Typically a modern server CPU is configured to have multiple NUMA domains. When running benchmarks on a whole machine, it is best to instruct the OS to interleave physical memory allocation between those domains. This way the computations have a higher chance to access physical memory from a local domain and thus there is less cross-node traffic. This also lowers run-to-run variation.

$ export OMP_PROC_BIND=spread
$ export OMP_PLACES=threads
$ export OMP_NUM_THREADS=# number of cores in the system
$ numactl --interleave=all ./benchdnn ...

Single NUMA Domain

Here we instruct numactl to affinitize process to NUMA domain 0 both in terms of CPU and memory locality.

$ export OMP_PROC_BIND=spread
$ export OMP_PLACES=threads
$ export OMP_NUM_THREADS=# number of cores in NUMA domain 0
$ numactl --membind 0 --cpunodebind 0 ./benchdnn ...

Several Cores Within a NUMA Domain

In this case we want to use numactl options from the single NUMA domain scenario, but place OpenMP threads close one to another.

$ export OMP_PROC_BIND=close
$ export OMP_PLACES=threads
$ export OMP_NUM_THREADS=# desired number of cores to use
$ numactl --membind 0 --cpunodebind 0 ./benchdnn ...

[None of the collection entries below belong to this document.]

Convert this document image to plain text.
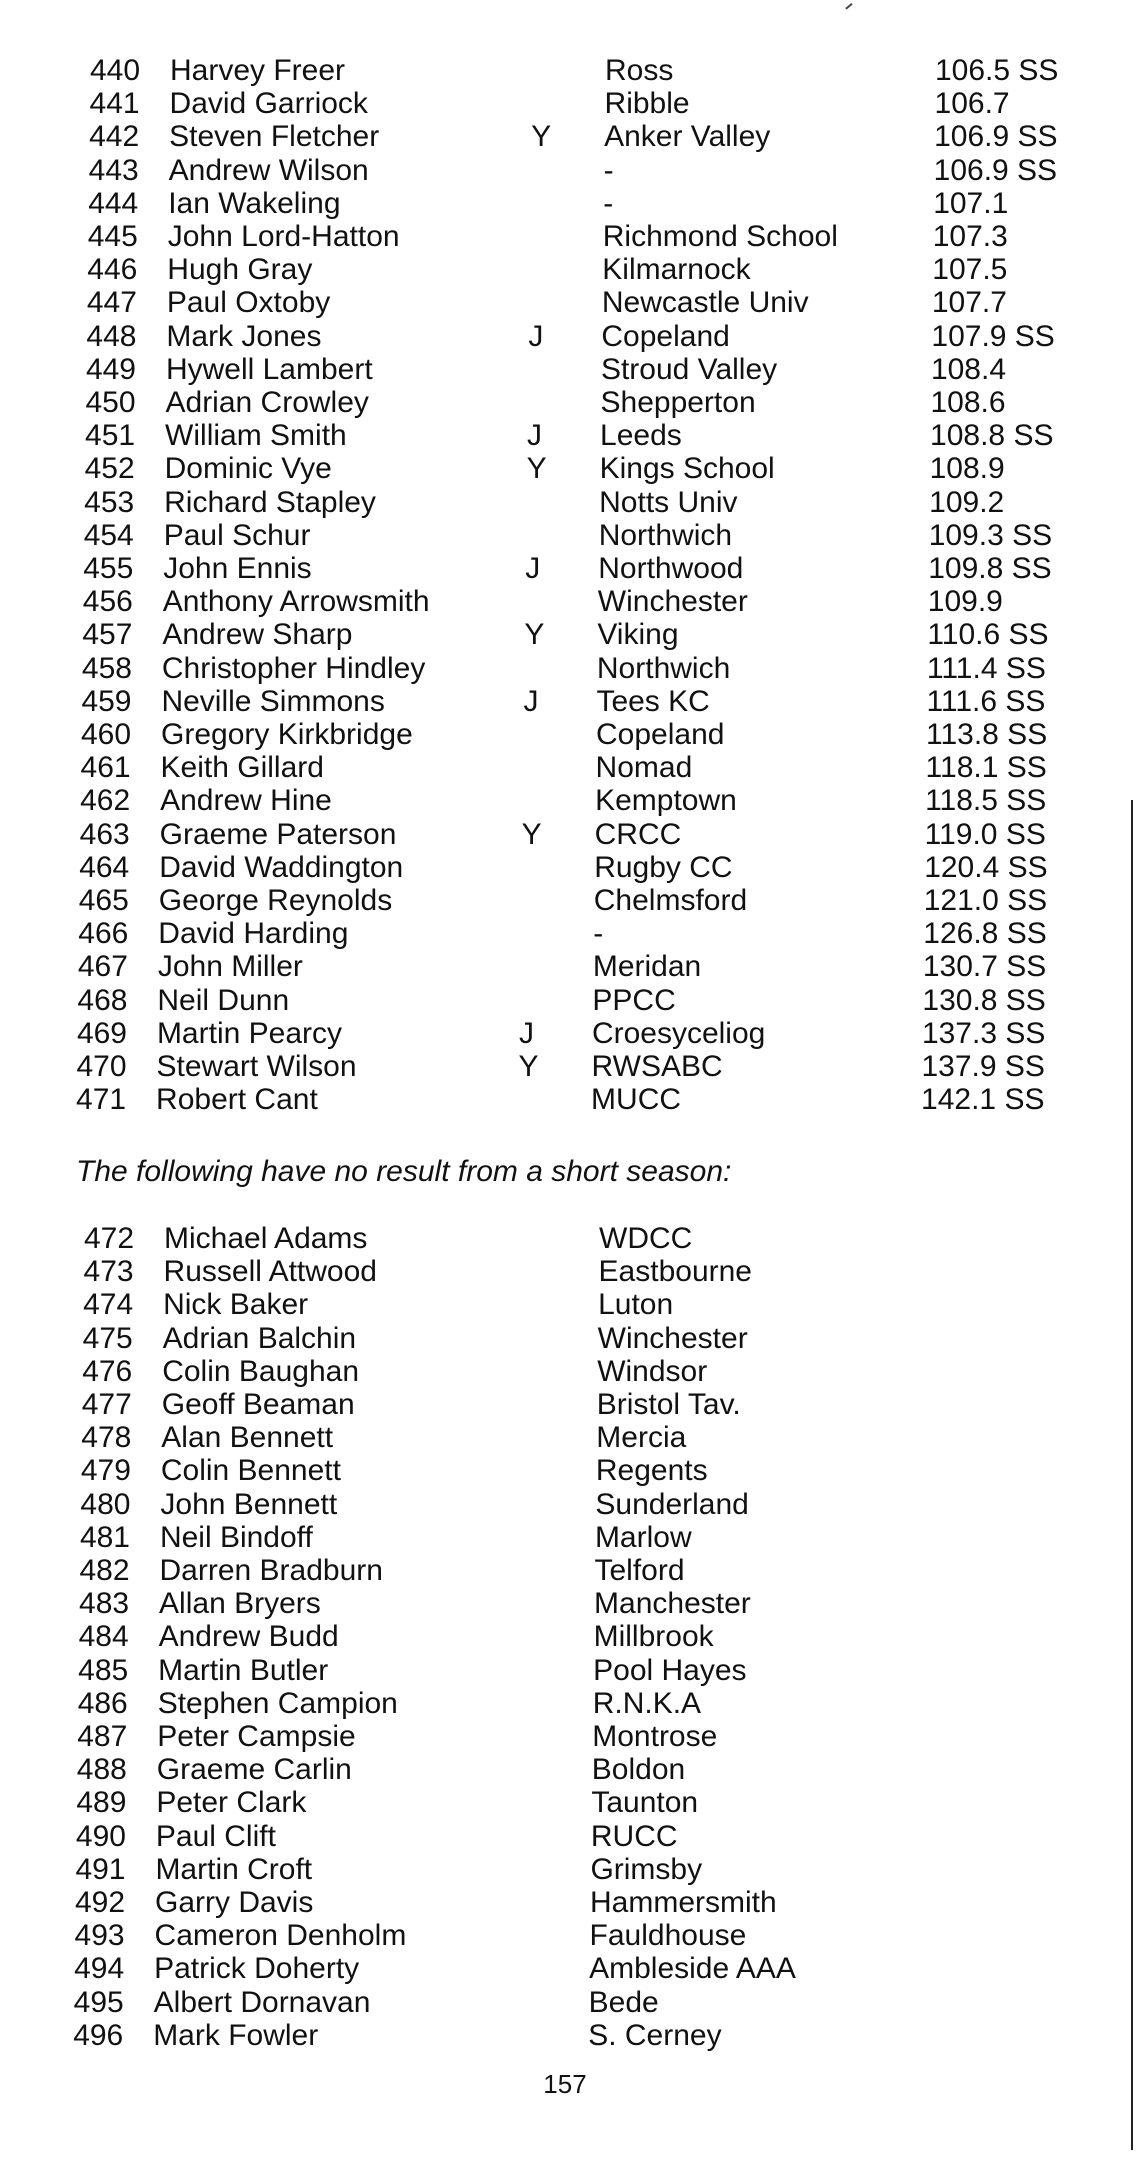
440 Harvey Freer	Ross	106.5 SS
441 David Garriock	Ribble	106.7
442 Steven Fletcher	Y Anker Valley	106.9 SS
443 Andrew Wilson	-	106.9 SS
444 Ian Wakeling	-	107.1
445 John Lord-Hatton	Richmond School	107.3
446 Hugh Gray	Kilmarnock	107.5
447 Paul Oxtoby	Newcastle Univ	107.7
448 Mark Jones	J Copeland	107.9 SS
449 Hywell Lambert	Stroud Valley	108.4
450 Adrian Crowley	Shepperton	108.6
451 William Smith	J Leeds	108.8 SS
452 Dominic Vye	Y Kings School	108.9
453 Richard Stapley	Notts Univ	109.2
454 Paul Schur	Northwich	109.3 SS
455 John Ennis	J Northwood	109.8 SS
456 Anthony Arrowsmith	Winchester	109.9
457 Andrew Sharp	Y Viking	110.6 SS
458 Christopher Hindley	Northwich	111.4 SS
459 Neville Simmons	J Tees KC	111.6 SS
460 Gregory Kirkbridge	Copeland	113.8 SS
461 Keith Gillard	Nomad	118.1 SS
462 Andrew Hine	Kemptown	118.5 SS
463 Graeme Paterson	Y CRCC	119.0 SS
464 David Waddington	Rugby CC	120.4 SS
465 George Reynolds	Chelmsford	121.0 SS
466 David Harding	-	126.8 SS
467 John Miller	Meridan	130.7 SS
468 Neil Dunn	PPCC	130.8 SS
469 Martin Pearcy	J Croesyceliog	137.3 SS
470 Stewart Wilson	Y RWSABC	137.9 SS
471 Robert Cant	MUCC	142.1 SS
The following have no result from a short season:
472 Michael Adams	WDCC
473 Russell Attwood	Eastbourne
474 Nick Baker	Luton
475 Adrian Balchin	Winchester
476 Colin Baughan	Windsor
477 Geoff Beaman	Bristol Tav.
478 Alan Bennett	Mercia
479 Colin Bennett	Regents
480 John Bennett	Sunderland
481 Neil Bindoff	Marlow
482 Darren Bradburn	Telford
483 Allan Bryers	Manchester
484 Andrew Budd	Millbrook
485 Martin Butler	Pool Hayes
486 Stephen Campion	R.N.K.A
487 Peter Campsie	Montrose
488 Graeme Carlin	Boldon
489 Peter Clark	Taunton
490 Paul Clift	RUCC
491 Martin Croft	Grimsby
492 Garry Davis	Hammersmith
493 Cameron Denholm	Fauldhouse
494 Patrick Doherty	Ambleside AAA
495 Albert Dornavan	Bede
496 Mark Fowler	S. Cerney
157
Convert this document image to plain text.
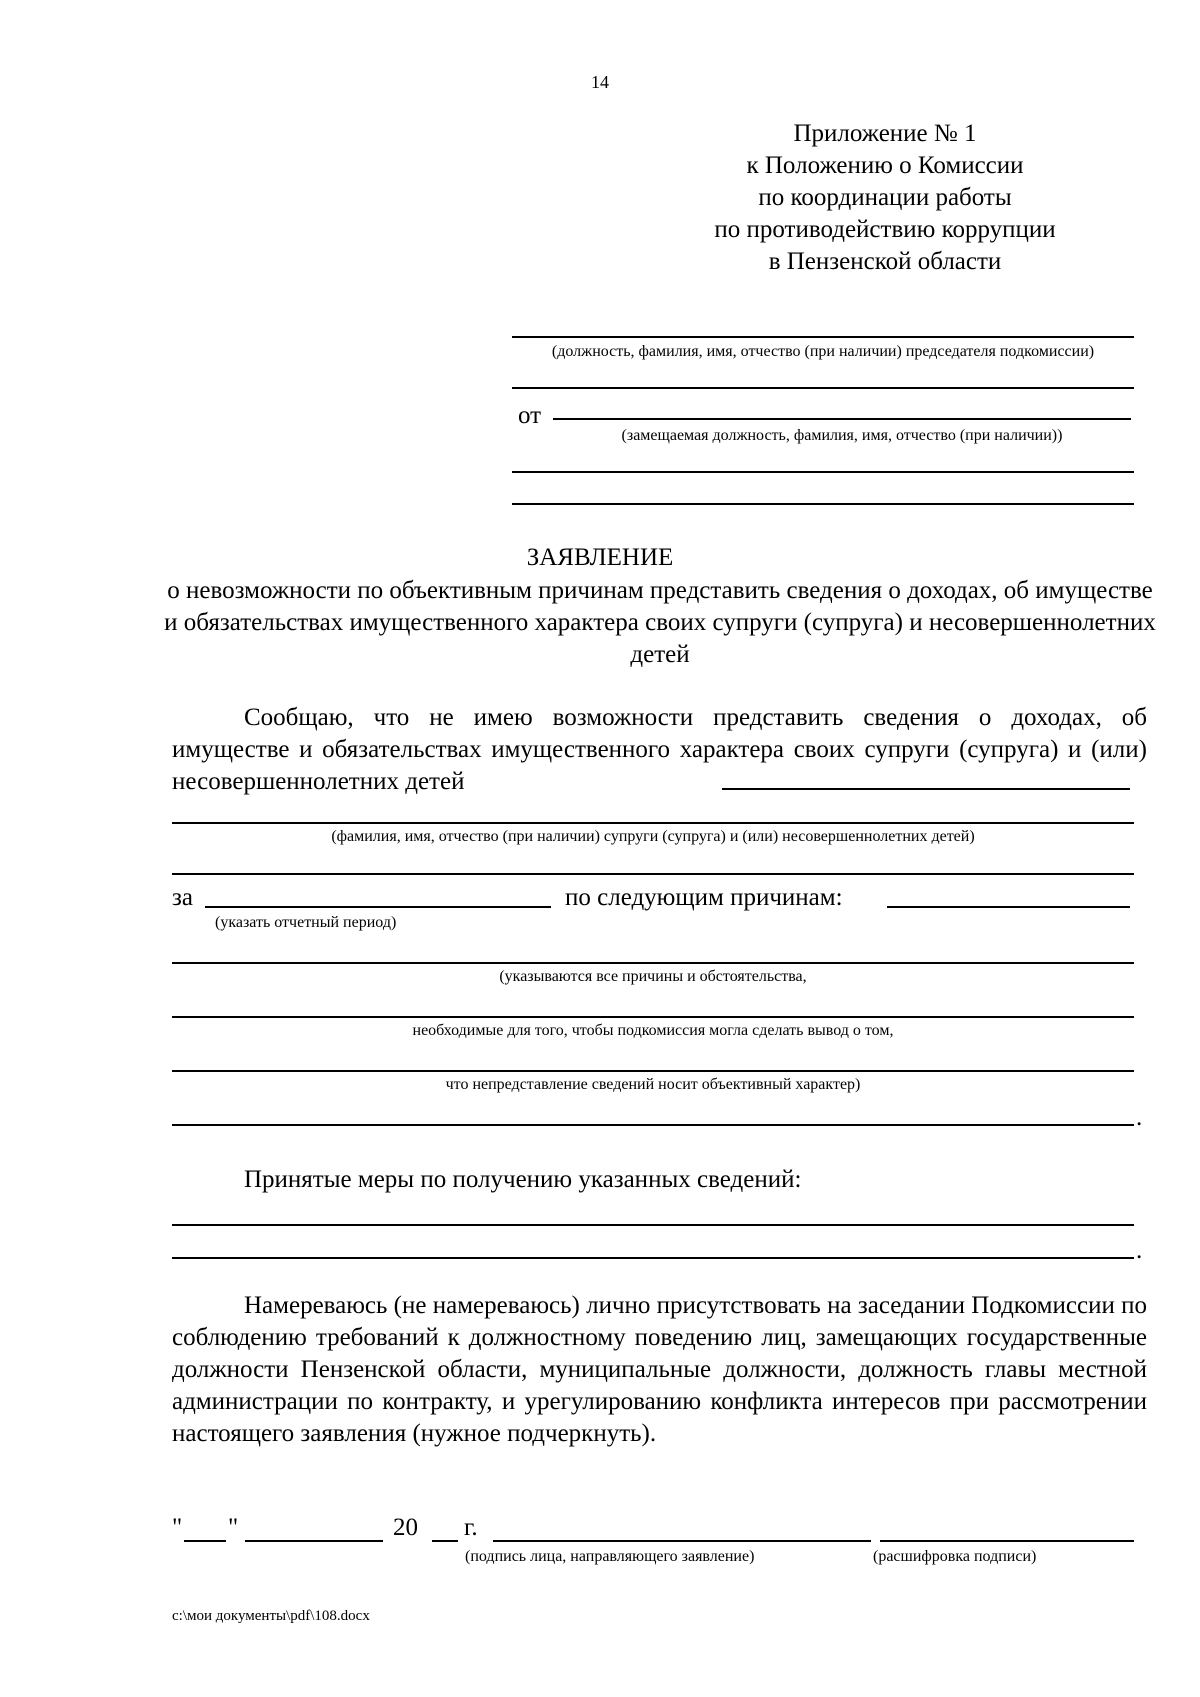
14
Приложение № 1
к Положению о Комиссии
по координации работы
по противодействию коррупции
в Пензенской области
(должность, фамилия, имя, отчество (при наличии) председателя подкомиссии)
от
(замещаемая должность, фамилия, имя, отчество (при наличии))
ЗАЯВЛЕНИЕ
о невозможности по объективным причинам представить сведения о доходах, об имуществе и обязательствах имущественного характера своих супруги (супруга) и несовершеннолетних детей
Сообщаю, что не имею возможности представить сведения о доходах, об имуществе и обязательствах имущественного характера своих супруги (супруга) и (или) несовершеннолетних детей
(фамилия, имя, отчество (при наличии) супруги (супруга) и (или) несовершеннолетних детей)
за	по следующим причинам:
(указать отчетный период)
(указываются все причины и обстоятельства,
необходимые для того, чтобы подкомиссия могла сделать вывод о том,
что непредставление сведений носит объективный характер)
.
Принятые меры по получению указанных сведений:
.
Намереваюсь (не намереваюсь) лично присутствовать на заседании Подкомиссии по соблюдению требований к должностному поведению лиц, замещающих государственные должности Пензенской области, муниципальные должности, должность главы местной администрации по контракту, и урегулированию конфликта интересов при рассмотрении настоящего заявления (нужное подчеркнуть).
" "	20 г.
(подпись лица, направляющего заявление)	(расшифровка подписи)
c:\мои документы\pdf\108.docx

Unfortunately, this does not work when there are multiple hardware threads per CPU, OpenMP runtimes place multiple threads on each core with the settings above. Moreover, there is no way to describe the desired configuration in which there is only one OpenMP thread per core without listing the corresponding logical processors explicitly on the command line via numactl --physcpubind=<list> (not shown here) or using non-portable environment variables supported by OpenMP runtimes based on the Intel OpenMP runtime (Clang, Intel C/C++ Compiler):

$ export KMP_HW_SUBSET=1T # Use 1 hardware thread per core
$ export OMP_PROC_BIND=close
$ export OMP_PLACES=threads
$ export OMP_NUM_THREADS=# desired number of cores to use
$ numactl --membind 0 --cpunodebind 0 ./benchdnn ...

Note

It is safe to set KMP_HW_SUBSET=1T even if the machine is configured with a single hardware thread per core. It also makes it unnecessary to set OMP_NUM_THREADS in all the scenarios but the last as the number of threads is then inferred from the total number of logical processors in the process CPU affinity mask.